HFSS simulation results of 5th order band pass filter.
V. Conclusion
This paper proposes a novel optimization methodology for the multiple air hole effect for high-performance SIW applications by adopting a GA that is combined with highly efficient analysis equations of the air hole (i.e., recursive and closed form equations). In order to verify the optimization performance, a 5th order SIW BPF with multiple air holes for realizing the high impedance section was designed using the proposed method and simulated by the HFSS. The results are compared to the ideal equivalent model and show close correlation and excellent agreement.
Therefore, we expect the findings of this study can provide an efficient and accurate optimization methodology for the design of low loss broadband SIW circuits to optimum performance in microwave and mm-wave frequency range applications.
References
Biography
Jin-Yang Kim received B.S. and M.S. degrees in Electronics Engineering in 1999 and 2001, respectively, from Ajou University, Suwon, Korea, where he is currently pursuing a Ph.D. degree in Electronics Engineering. He works for Ace Technologies Corp., Incheon, Korea as its Chief Operating Officer. His current research interests include the modeling of SIW, SIW applications (filter, diplexer, transformer, phase shifter, etc.), and the integration of electromagnetic band gap structures to SIW.

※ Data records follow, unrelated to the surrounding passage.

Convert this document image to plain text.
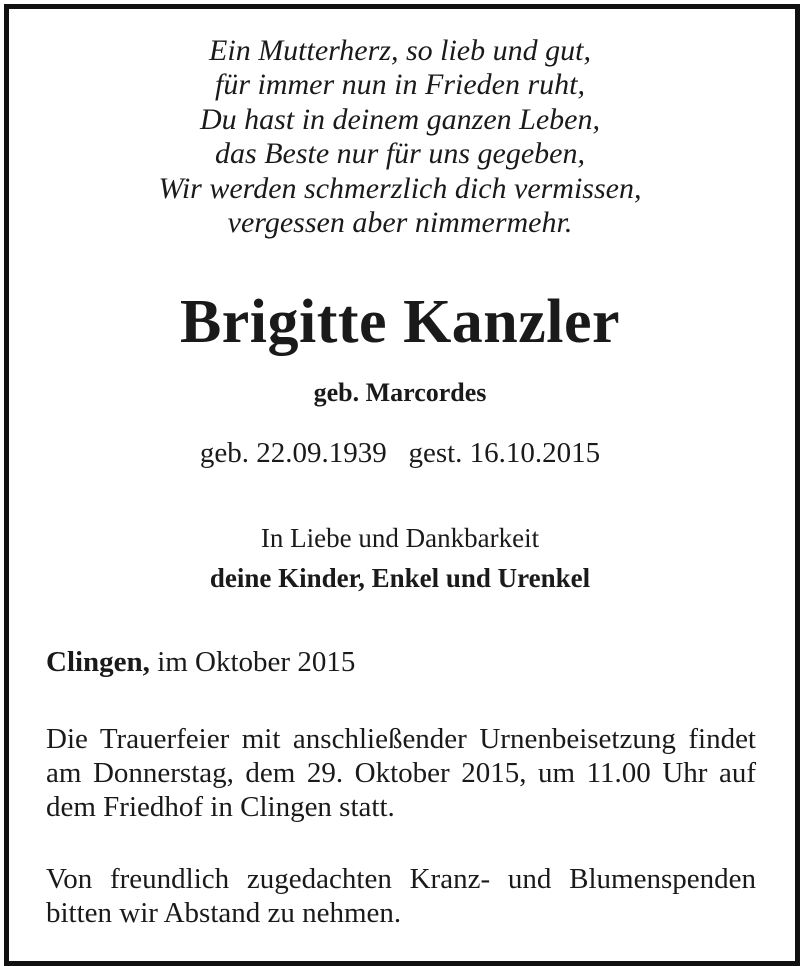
Ein Mutterherz, so lieb und gut,
für immer nun in Frieden ruht,
Du hast in deinem ganzen Leben,
das Beste nur für uns gegeben,
Wir werden schmerzlich dich vermissen,
vergessen aber nimmermehr.
Brigitte Kanzler
geb. Marcordes
geb. 22.09.1939 gest. 16.10.2015
In Liebe und Dankbarkeit
deine Kinder, Enkel und Urenkel
Clingen, im Oktober 2015
Die Trauerfeier mit anschließender Urnenbeisetzung findet am Donnerstag, dem 29. Oktober 2015, um 11.00 Uhr auf dem Friedhof in Clingen statt.
Von freundlich zugedachten Kranz- und Blumenspenden bitten wir Abstand zu nehmen.
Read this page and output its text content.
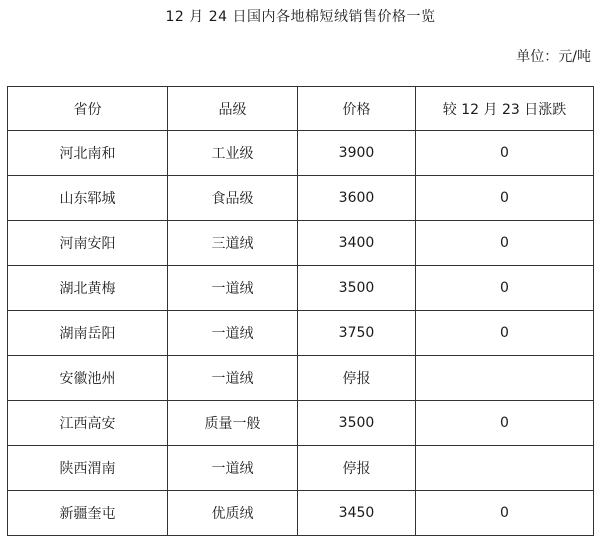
12 月 24 日国内各地棉短绒销售价格一览
单位：元/吨
省份	品级	价格	较 12 月 23 日涨跌
河北南和	工业级	3900	0
山东郓城	食品级	3600	0
河南安阳	三道绒	3400	0
湖北黄梅	一道绒	3500	0
湖南岳阳	一道绒	3750	0
安徽池州	一道绒	停报	
江西高安	质量一般	3500	0
陕西渭南	一道绒	停报	
新疆奎屯	优质绒	3450	0
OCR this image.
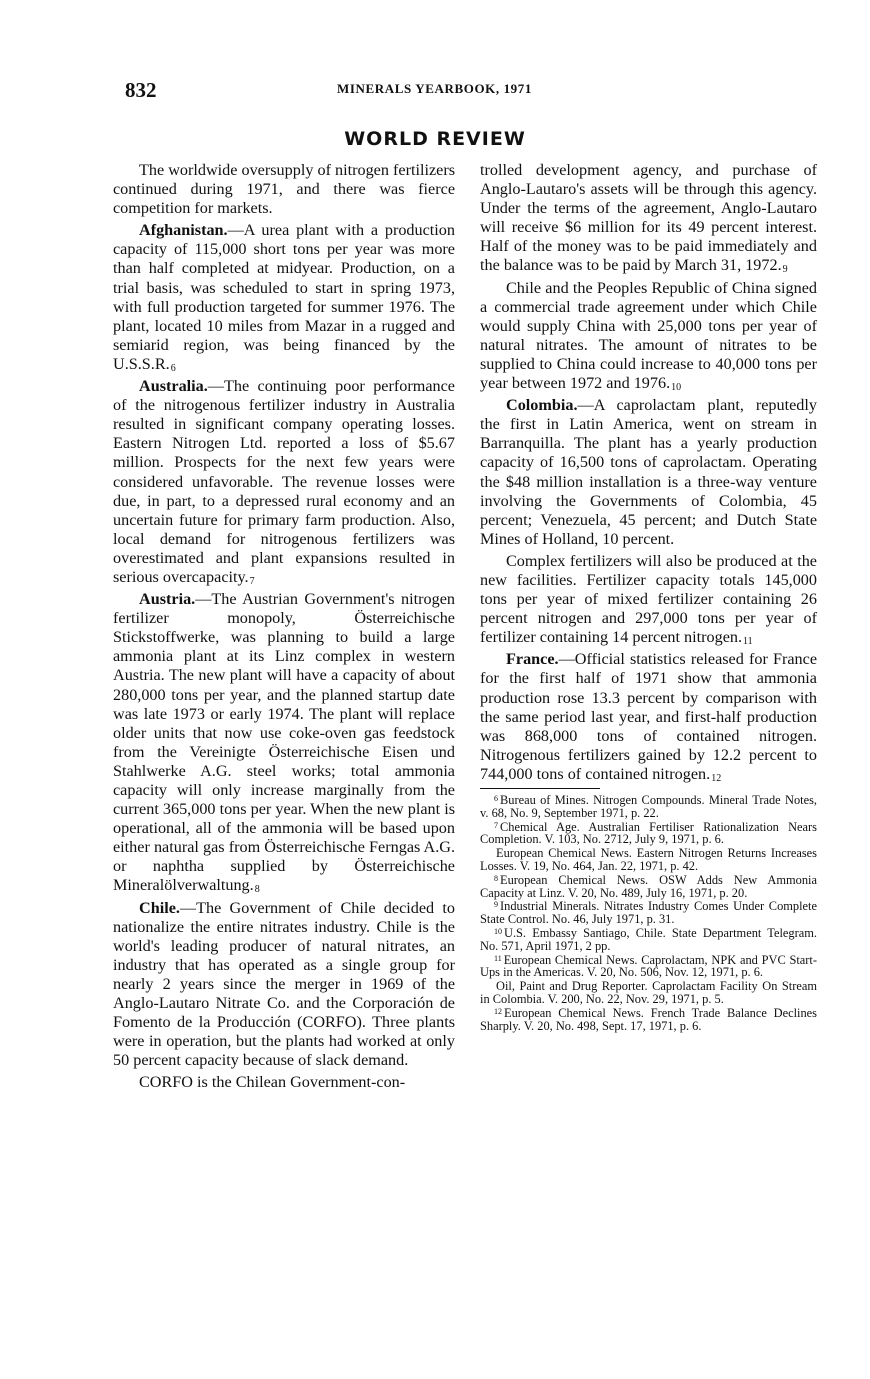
832	MINERALS YEARBOOK, 1971
WORLD REVIEW

The worldwide oversupply of nitrogen fertilizers continued during 1971, and there was fierce competition for markets.

Afghanistan.—A urea plant with a production capacity of 115,000 short tons per year was more than half completed at midyear. Production, on a trial basis, was scheduled to start in spring 1973, with full production targeted for summer 1976. The plant, located 10 miles from Mazar in a rugged and semiarid region, was being financed by the U.S.S.R.$^6$

Australia.—The continuing poor performance of the nitrogenous fertilizer industry in Australia resulted in significant company operating losses. Eastern Nitrogen Ltd. reported a loss of $5.67 million. Prospects for the next few years were considered unfavorable. The revenue losses were due, in part, to a depressed rural economy and an uncertain future for primary farm production. Also, local demand for nitrogenous fertilizers was overestimated and plant expansions resulted in serious overcapacity.$^7$

Austria.—The Austrian Government's nitrogen fertilizer monopoly, Österreichische Stickstoffwerke, was planning to build a large ammonia plant at its Linz complex in western Austria. The new plant will have a capacity of about 280,000 tons per year, and the planned startup date was late 1973 or early 1974. The plant will replace older units that now use coke-oven gas feedstock from the Vereinigte Österreichische Eisen und Stahlwerke A.G. steel works; total ammonia capacity will only increase marginally from the current 365,000 tons per year. When the new plant is operational, all of the ammonia will be based upon either natural gas from Österreichische Ferngas A.G. or naphtha supplied by Österreichische Mineralölverwaltung.$^8$

Chile.—The Government of Chile decided to nationalize the entire nitrates industry. Chile is the world's leading producer of natural nitrates, an industry that has operated as a single group for nearly 2 years since the merger in 1969 of the Anglo-Lautaro Nitrate Co. and the Corporación de Fomento de la Producción (CORFO). Three plants were in operation, but the plants had worked at only 50 percent capacity because of slack demand.

CORFO is the Chilean Government-con-

trolled development agency, and purchase of Anglo-Lautaro's assets will be through this agency. Under the terms of the agreement, Anglo-Lautaro will receive $6 million for its 49 percent interest. Half of the money was to be paid immediately and the balance was to be paid by March 31, 1972.$^9$

Chile and the Peoples Republic of China signed a commercial trade agreement under which Chile would supply China with 25,000 tons per year of natural nitrates. The amount of nitrates to be supplied to China could increase to 40,000 tons per year between 1972 and 1976.10

Colombia.—A caprolactam plant, reputedly the first in Latin America, went on stream in Barranquilla. The plant has a yearly production capacity of 16,500 tons of caprolactam. Operating the $48 million installation is a three-way venture involving the Governments of Colombia, 45 percent; Venezuela, 45 percent; and Dutch State Mines of Holland, 10 percent.

Complex fertilizers will also be produced at the new facilities. Fertilizer capacity totals 145,000 tons per year of mixed fertilizer containing 26 percent nitrogen and 297,000 tons per year of fertilizer containing 14 percent nitrogen.$^{11}$

France.—Official statistics released for France for the first half of 1971 show that ammonia production rose 13.3 percent by comparison with the same period last year, and first-half production was 868,000 tons of contained nitrogen. Nitrogenous fertilizers gained by 12.2 percent to 744,000 tons of contained nitrogen.$^{12}$

$^6$ Bureau of Mines. Nitrogen Compounds. Mineral Trade Notes, v. 68, No. 9, September 1971, p. 22.

$^7$ Chemical Age. Australian Fertiliser Rationalization Nears Completion. V. 103, No. 2712, July 9, 1971, p. 6.

European Chemical News. Eastern Nitrogen Returns Increases Losses. V. 19, No. 464, Jan. 22, 1971, p. 42.

$^8$ European Chemical News. OSW Adds New Ammonia Capacity at Linz. V. 20, No. 489, July 16, 1971, p. 20.

$^9$ Industrial Minerals. Nitrates Industry Comes Under Complete State Control. No. 46, July 1971, p. 31.

$^{10}$ U.S. Embassy Santiago, Chile. State Department Telegram. No. 571, April 1971, 2 pp.

$^{11}$ European Chemical News. Caprolactam, NPK and PVC Start-Ups in the Americas. V. 20, No. 506, Nov. 12, 1971, p. 6.

Oil, Paint and Drug Reporter. Caprolactam Facility On Stream in Colombia. V. 200, No. 22, Nov. 29, 1971, p. 5.

$^{12}$ European Chemical News. French Trade Balance Declines Sharply. V. 20, No. 498, Sept. 17, 1971, p. 6.
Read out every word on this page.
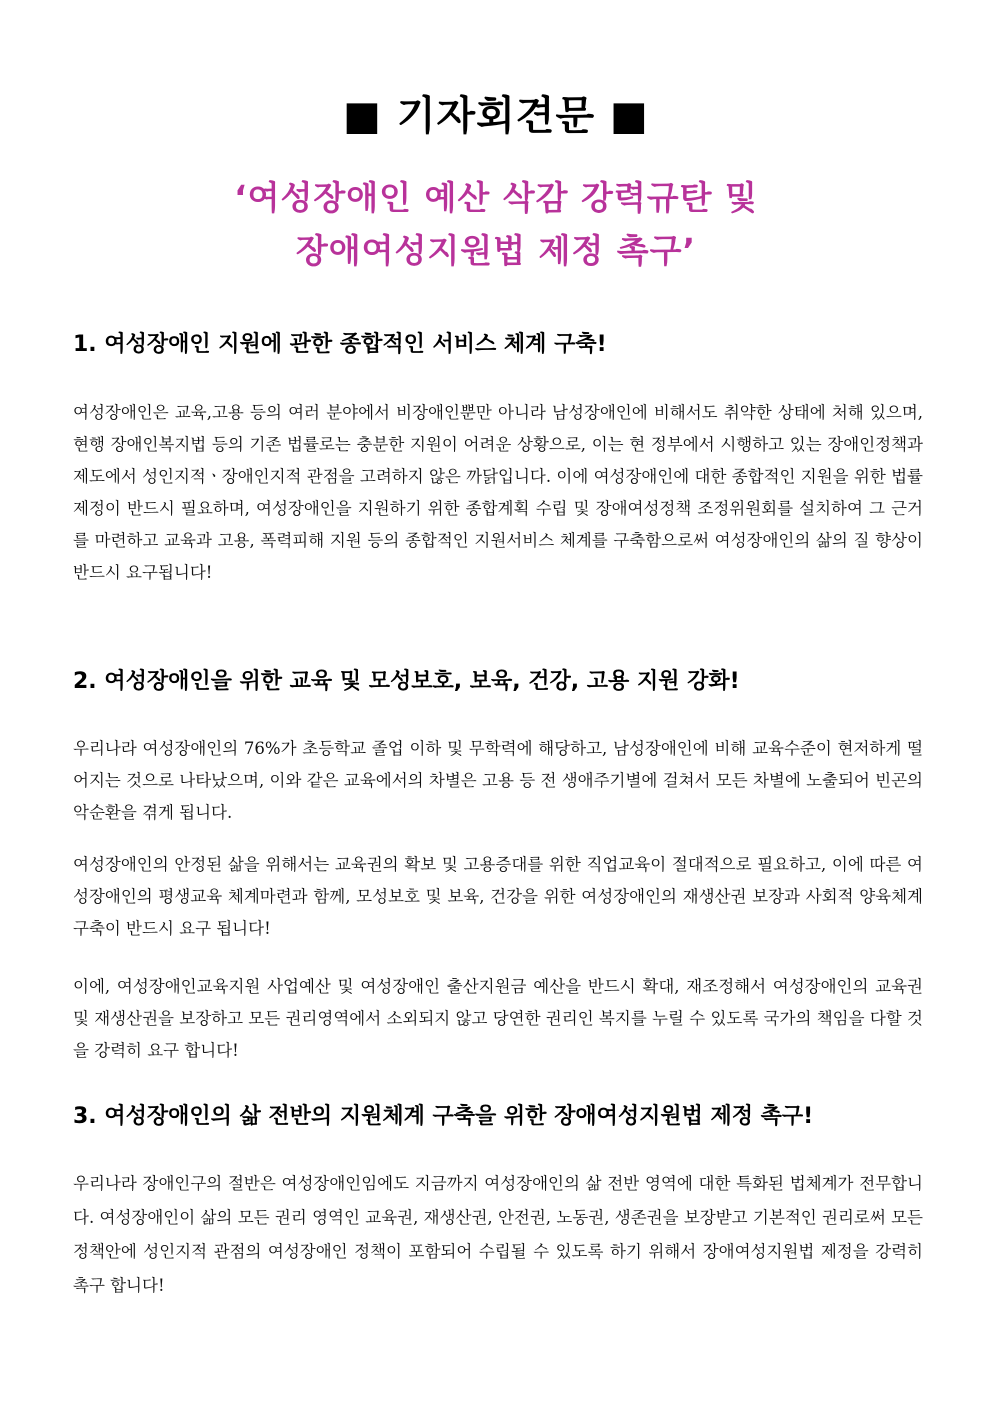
■ 기자회견문 ■
‘여성장애인 예산 삭감 강력규탄 및
장애여성지원법 제정 촉구’
1. 여성장애인 지원에 관한 종합적인 서비스 체계 구축!
여성장애인은 교육,고용 등의 여러 분야에서 비장애인뿐만 아니라 남성장애인에 비해서도 취약한 상태에 처해 있으며, 현행 장애인복지법 등의 기존 법률로는 충분한 지원이 어려운 상황으로, 이는 현 정부에서 시행하고 있는 장애인정책과 제도에서 성인지적ㆍ장애인지적 관점을 고려하지 않은 까닭입니다. 이에 여성장애인에 대한 종합적인 지원을 위한 법률 제정이 반드시 필요하며, 여성장애인을 지원하기 위한 종합계획 수립 및 장애여성정책 조정위원회를 설치하여 그 근거를 마련하고 교육과 고용, 폭력피해 지원 등의 종합적인 지원서비스 체계를 구축함으로써 여성장애인의 삶의 질 향상이 반드시 요구됩니다!
2. 여성장애인을 위한 교육 및 모성보호, 보육, 건강, 고용 지원 강화!
우리나라 여성장애인의 76%가 초등학교 졸업 이하 및 무학력에 해당하고, 남성장애인에 비해 교육수준이 현저하게 떨어지는 것으로 나타났으며, 이와 같은 교육에서의 차별은 고용 등 전 생애주기별에 걸쳐서 모든 차별에 노출되어 빈곤의 악순환을 겪게 됩니다.
여성장애인의 안정된 삶을 위해서는 교육권의 확보 및 고용증대를 위한 직업교육이 절대적으로 필요하고, 이에 따른 여성장애인의 평생교육 체계마련과 함께, 모성보호 및 보육, 건강을 위한 여성장애인의 재생산권 보장과 사회적 양육체계 구축이 반드시 요구 됩니다!
이에, 여성장애인교육지원 사업예산 및 여성장애인 출산지원금 예산을 반드시 확대, 재조정해서 여성장애인의 교육권 및 재생산권을 보장하고 모든 권리영역에서 소외되지 않고 당연한 권리인 복지를 누릴 수 있도록 국가의 책임을 다할 것을 강력히 요구 합니다!
3. 여성장애인의 삶 전반의 지원체계 구축을 위한 장애여성지원법 제정 촉구!
우리나라 장애인구의 절반은 여성장애인임에도 지금까지 여성장애인의 삶 전반 영역에 대한 특화된 법체계가 전무합니다. 여성장애인이 삶의 모든 권리 영역인 교육권, 재생산권, 안전권, 노동권, 생존권을 보장받고 기본적인 권리로써 모든 정책안에 성인지적 관점의 여성장애인 정책이 포함되어 수립될 수 있도록 하기 위해서 장애여성지원법 제정을 강력히 촉구 합니다!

Dong-Wan Chun received B.S., M.S., and Ph.D. degrees in Electronics Engineering in 1999, 2001, and 2006, respectively, from Ajou University, Suwon, Korea. Since 2006, he has been a team leader in advanced filter technology at Ace Technologies Corp., Incheon, Korea. His current research interests include the high power coaxial resonator filter, multi-mode dielectric resonator filter, waveguide filter, and passive components.
Christopher Jayun Ryu received B.S. and M.S. degrees in Electrical Engineering in 2012 and 2015, respectively, from the University of Illinois at Urbana-Champaign. Since 2015, he has been a research engineer at Ace Technologies Corp., Incheon, Korea. His current research interests include applying search and optimization techniques to solve microwave optimization problems and automation of microwave filter design processes.
Hai-Young Lee received the B.S. degree in Electronics Engineering from Ajou University, Suwon, Korea, in 1980, the M.S. degree in Electrical Engineering from the Korea Advanced Institute of Science and Technology (KAIST), Daejeon, Korea, in 1982, and the Ph.D. degree in Electrical Engineering from the University of Texas at Austin, TX, USA, in 1989. From 1982 to 1986, he was with the Ministry of National Defense, Seoul, Korea, as a Senior Research Engineer, where he was involved in the fields of electromagnetic compatibility and wave propagation. In 1998, he was a Visiting Professor at the University of California Los Angeles, CA, USA. From 1990 to 1992, he was the Head of Advanced Research Division 1 (Compound Semiconductor Devices Division) at the LG Electronics Institute of Technology, Seoul, Korea. He served as the Chairman of IEEE Microwave Theory and Techniques Society (Korea Chapter) from 2004 to 2007. Since 1992, he has been with the Department of Electronics Engineering, Ajou University, Suwon, Korea, as a Professor. In 2010, he served as President of the Korean Institute of Electromagnetic Engineering and Science (KIEES). He also served as the President of the User Council at the Korea Advanced Nano Fab Center (KANC) from 2005 to 2010. He founded the GigaLane Company, Gyeonggi-do, Korea, in 2001, and managed it as President until 2006. His current research interests lie in the fields of microwave and millimeter wave applications of SIW, system-on-a-package, high-speed interconnections and EMI/EMC for digital applications, and RFIC design and testing.